Products that attempt to accurately imitate the movement of a real horse and are sometimes used for therapeutic purposes as well as for developing equestrian skills or conditioning are the Equicizer, an American-developed mechanical product that resembles the body of a horse, imitates the movement of a horse, and can be used at slower speeds for therapeutic and rehabilitation purposes. Another product that resembles and moves like a real horse is the line of Racewood Equestrian Simulators, with 13 models to imitate actual movement of horses in various disciplines, including a simple walk and trot model.

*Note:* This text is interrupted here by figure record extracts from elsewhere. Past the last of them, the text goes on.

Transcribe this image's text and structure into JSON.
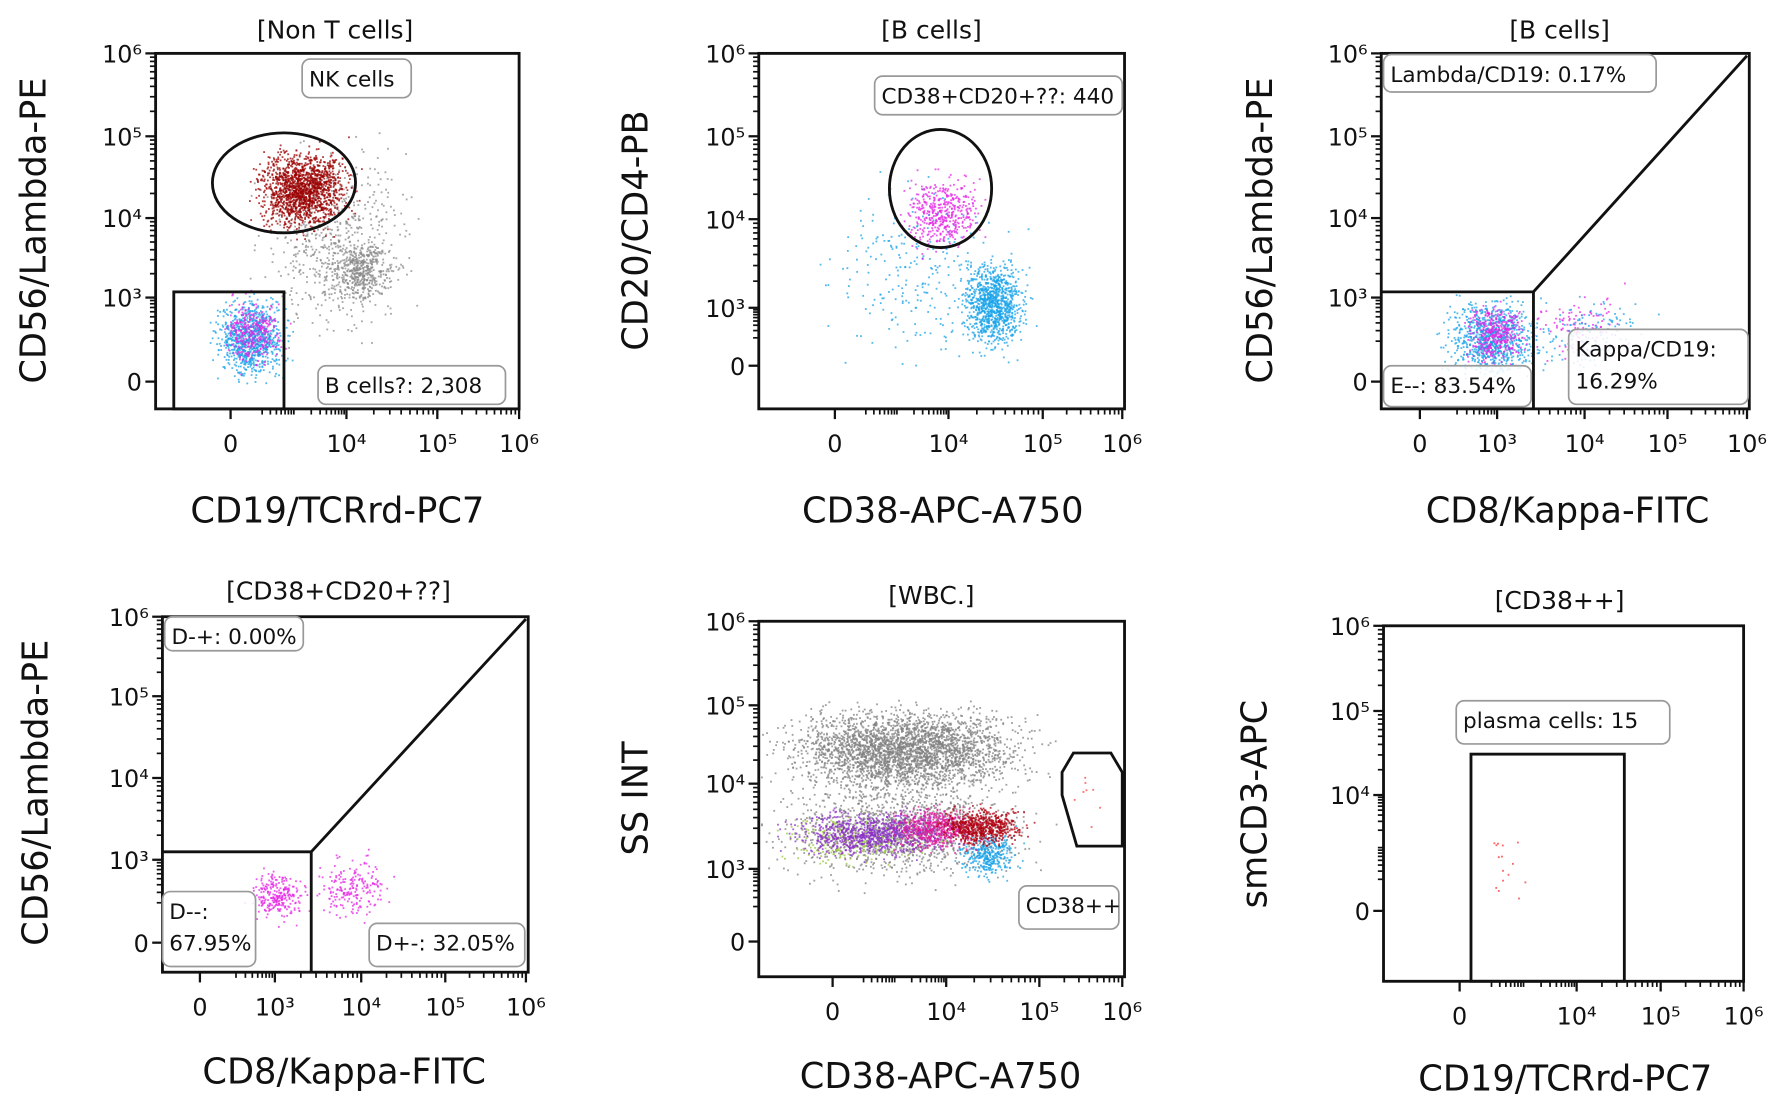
{
  "chart_data": [
    {
      "type": "scatter",
      "title": "[Non T cells]",
      "xlabel": "CD19/TCRrd-PC7",
      "ylabel": "CD56/Lambda-PE",
      "x_ticks": [
        "0",
        "10⁴",
        "10⁵",
        "10⁶"
      ],
      "y_ticks": [
        "0",
        "10³",
        "10⁴",
        "10⁵",
        "10⁶"
      ],
      "scale": "biexponential",
      "populations": [
        {
          "color": "#8a8a8a",
          "x": [
            300,
            40000
          ],
          "y": [
            400,
            60000
          ],
          "n": 600
        },
        {
          "color": "#8a8a8a",
          "x": [
            5000,
            30000
          ],
          "y": [
            1000,
            5000
          ],
          "n": 450
        },
        {
          "color": "#9b0000",
          "x": [
            200,
            8000
          ],
          "y": [
            8000,
            60000
          ],
          "n": 1500
        },
        {
          "color": "#1aa3e8",
          "x": [
            -50,
            500
          ],
          "y": [
            30,
            800
          ],
          "n": 900
        },
        {
          "color": "#e526e5",
          "x": [
            -20,
            450
          ],
          "y": [
            80,
            900
          ],
          "n": 300
        }
      ],
      "gates": [
        {
          "label": [
            "NK cells"
          ]
        },
        {
          "label": [
            "B cells?: 2,308"
          ]
        }
      ]
    },
    {
      "type": "scatter",
      "title": "[B cells]",
      "xlabel": "CD38-APC-A750",
      "ylabel": "CD20/CD4-PB",
      "x_ticks": [
        "0",
        "10⁴",
        "10⁵",
        "10⁶"
      ],
      "y_ticks": [
        "0",
        "10³",
        "10⁴",
        "10⁵",
        "10⁶"
      ],
      "scale": "biexponential",
      "populations": [
        {
          "color": "#1aa3e8",
          "x": [
            15000,
            60000
          ],
          "y": [
            150,
            3000
          ],
          "n": 1000
        },
        {
          "color": "#1aa3e8",
          "x": [
            0,
            40000
          ],
          "y": [
            100,
            20000
          ],
          "n": 260
        },
        {
          "color": "#e526e5",
          "x": [
            1500,
            20000
          ],
          "y": [
            5000,
            30000
          ],
          "n": 440
        }
      ],
      "gates": [
        {
          "label": [
            "CD38+CD20+??: 440"
          ]
        }
      ]
    },
    {
      "type": "scatter",
      "title": "[B cells]",
      "xlabel": "CD8/Kappa-FITC",
      "ylabel": "CD56/Lambda-PE",
      "x_ticks": [
        "0",
        "10³",
        "10⁴",
        "10⁵",
        "10⁶"
      ],
      "y_ticks": [
        "0",
        "10³",
        "10⁴",
        "10⁵",
        "10⁶"
      ],
      "scale": "biexponential",
      "populations": [
        {
          "color": "#1aa3e8",
          "x": [
            150,
            2500
          ],
          "y": [
            30,
            800
          ],
          "n": 900
        },
        {
          "color": "#e526e5",
          "x": [
            300,
            2000
          ],
          "y": [
            80,
            700
          ],
          "n": 350
        },
        {
          "color": "#e526e5",
          "x": [
            3000,
            25000
          ],
          "y": [
            100,
            1000
          ],
          "n": 120
        },
        {
          "color": "#1aa3e8",
          "x": [
            3000,
            40000
          ],
          "y": [
            50,
            900
          ],
          "n": 150
        }
      ],
      "gates": [
        {
          "label": [
            "Lambda/CD19: 0.17%"
          ]
        },
        {
          "label": [
            "E--: 83.54%"
          ]
        },
        {
          "label": [
            "Kappa/CD19:",
            "16.29%"
          ]
        }
      ]
    },
    {
      "type": "scatter",
      "title": "[CD38+CD20+??]",
      "xlabel": "CD8/Kappa-FITC",
      "ylabel": "CD56/Lambda-PE",
      "x_ticks": [
        "0",
        "10³",
        "10⁴",
        "10⁵",
        "10⁶"
      ],
      "y_ticks": [
        "0",
        "10³",
        "10⁴",
        "10⁵",
        "10⁶"
      ],
      "scale": "biexponential",
      "populations": [
        {
          "color": "#e526e5",
          "x": [
            400,
            2000
          ],
          "y": [
            100,
            600
          ],
          "n": 250
        },
        {
          "color": "#e526e5",
          "x": [
            3500,
            20000
          ],
          "y": [
            100,
            1000
          ],
          "n": 200
        }
      ],
      "gates": [
        {
          "label": [
            "D-+: 0.00%"
          ]
        },
        {
          "label": [
            "D--:",
            "67.95%"
          ]
        },
        {
          "label": [
            "D+-: 32.05%"
          ]
        }
      ]
    },
    {
      "type": "scatter",
      "title": "[WBC.]",
      "xlabel": "CD38-APC-A750",
      "ylabel": "SS INT",
      "x_ticks": [
        "0",
        "10⁴",
        "10⁵",
        "10⁶"
      ],
      "y_ticks": [
        "0",
        "10³",
        "10⁴",
        "10⁵",
        "10⁶"
      ],
      "scale": "biexponential",
      "populations": [
        {
          "color": "#808080",
          "x": [
            -200,
            50000
          ],
          "y": [
            9000,
            80000
          ],
          "n": 3000
        },
        {
          "color": "#808080",
          "x": [
            -300,
            50000
          ],
          "y": [
            800,
            9000
          ],
          "n": 1200
        },
        {
          "color": "#9bc53d",
          "x": [
            -500,
            3000
          ],
          "y": [
            1200,
            4000
          ],
          "n": 300
        },
        {
          "color": "#1aa3e8",
          "x": [
            15000,
            50000
          ],
          "y": [
            800,
            2500
          ],
          "n": 350
        },
        {
          "color": "#8b2fc9",
          "x": [
            -200,
            10000
          ],
          "y": [
            1500,
            4500
          ],
          "n": 900
        },
        {
          "color": "#e0189a",
          "x": [
            1000,
            20000
          ],
          "y": [
            1800,
            5000
          ],
          "n": 500
        },
        {
          "color": "#b00010",
          "x": [
            10000,
            60000
          ],
          "y": [
            2000,
            5000
          ],
          "n": 600
        },
        {
          "color": "#ff4040",
          "x": [
            200000,
            600000
          ],
          "y": [
            4000,
            15000
          ],
          "n": 8
        }
      ],
      "gates": [
        {
          "label": [
            "CD38++"
          ]
        }
      ]
    },
    {
      "type": "scatter",
      "title": "[CD38++]",
      "xlabel": "CD19/TCRrd-PC7",
      "ylabel": "smCD3-APC",
      "x_ticks": [
        "0",
        "10⁴",
        "10⁵",
        "10⁶"
      ],
      "y_ticks": [
        "0",
        "10⁴",
        "10⁵",
        "10⁶"
      ],
      "scale": "biexponential",
      "populations": [
        {
          "color": "#ff3030",
          "x": [
            80,
            2500
          ],
          "y": [
            10,
            4000
          ],
          "n": 15
        }
      ],
      "gates": [
        {
          "label": [
            "plasma cells: 15"
          ]
        }
      ]
    }
  ]
}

Simulators that do not resemble horses but imitate certain aspects of equine motion are popular in some Asian countries such as Japan and South Korea, in part because land for keeping actual horses is quite limited. One such commercial product is the Joba, created in Japan by rehabilitation doctor Testuhiko Kimura and the Matsushita Electric Industrial Company. The Joba does not resemble a horse, but rather just looks like a saddle, with plastic handle and stirrups, attached to a base that allows it to pitch and roll, exercising core muscles. A similar product manufactured in the US is a stool-like device called the iGallop, which was commercially available in the mid-2000s and moves in a side-to-side and circular motion with various speed settings. However, it was criticized for not delivering the results claimed.

==Research==

===Cerebral palsy ===
There has been increased research regarding use of horseback riding simulators compared to conventional therapy methods. One 2011 study by Borges et al. compared children with cerebral palsy and postural issues who received conventional therapy to similar children who received therapy involving a riding simulator. The results from this study showed that children who received riding simulator therapy exhibited a statistically significant improvement regarding postural control in the sitting position, specifically regarding the maximal displacement in the mediolateral and anteroposterior directions. Parents of these children noted that their children executed activities of daily living that demanded greater mobility and postural control better than before. In a 2014 study by Lee et al., 26 children with cerebral palsy were divided into two groups: a hippotherapy group and a horseback riding simulator group. The children in each group underwent the same kind of therapy for the same amount of time using either a real horse or the simulator. Conventional physical therapy sessions were attended before each hippotherapy or horseback riding simulator session. It was found that both static and dynamic balance improved for the children in both groups following their 12-week-long programs and there was not a statistically significant difference between the results from the two groups. This indicates that using a horseback riding simulator can be as effective as hippotherapy for improving balance in children with cerebral palsy.

===Stroke===
Another area of research involves horseback riding simulation with stroke patients. Trunk balance and gait were assessed before and after the stroke patients were treated using a horseback riding simulator. Because stroke patients are not able to keep both feet on the floor and weight distributed equally between them, it is very easy for them to lose trunk muscle strength and control of the trunk on one or both sides. In a 2014 study, 20 non-traumatic, unilateral stroke patients underwent therapy using a horseback riding simulator. Their therapy included six 30-minute sessions a week for five weeks. The Trunk Impairment Scale (TIS) used to assess the patients before and after their therapy showed that they had better trunk control in a seated position following their sessions. Upon gait analysis, improvements in the areas of velocity, cadence, and stride length of the affected and non-affected sides were all observed. Additionally, the percentage of time spent in the double support phase was decreased. More research studies in which more subjects are tested for longer amounts of time are currently being investigated.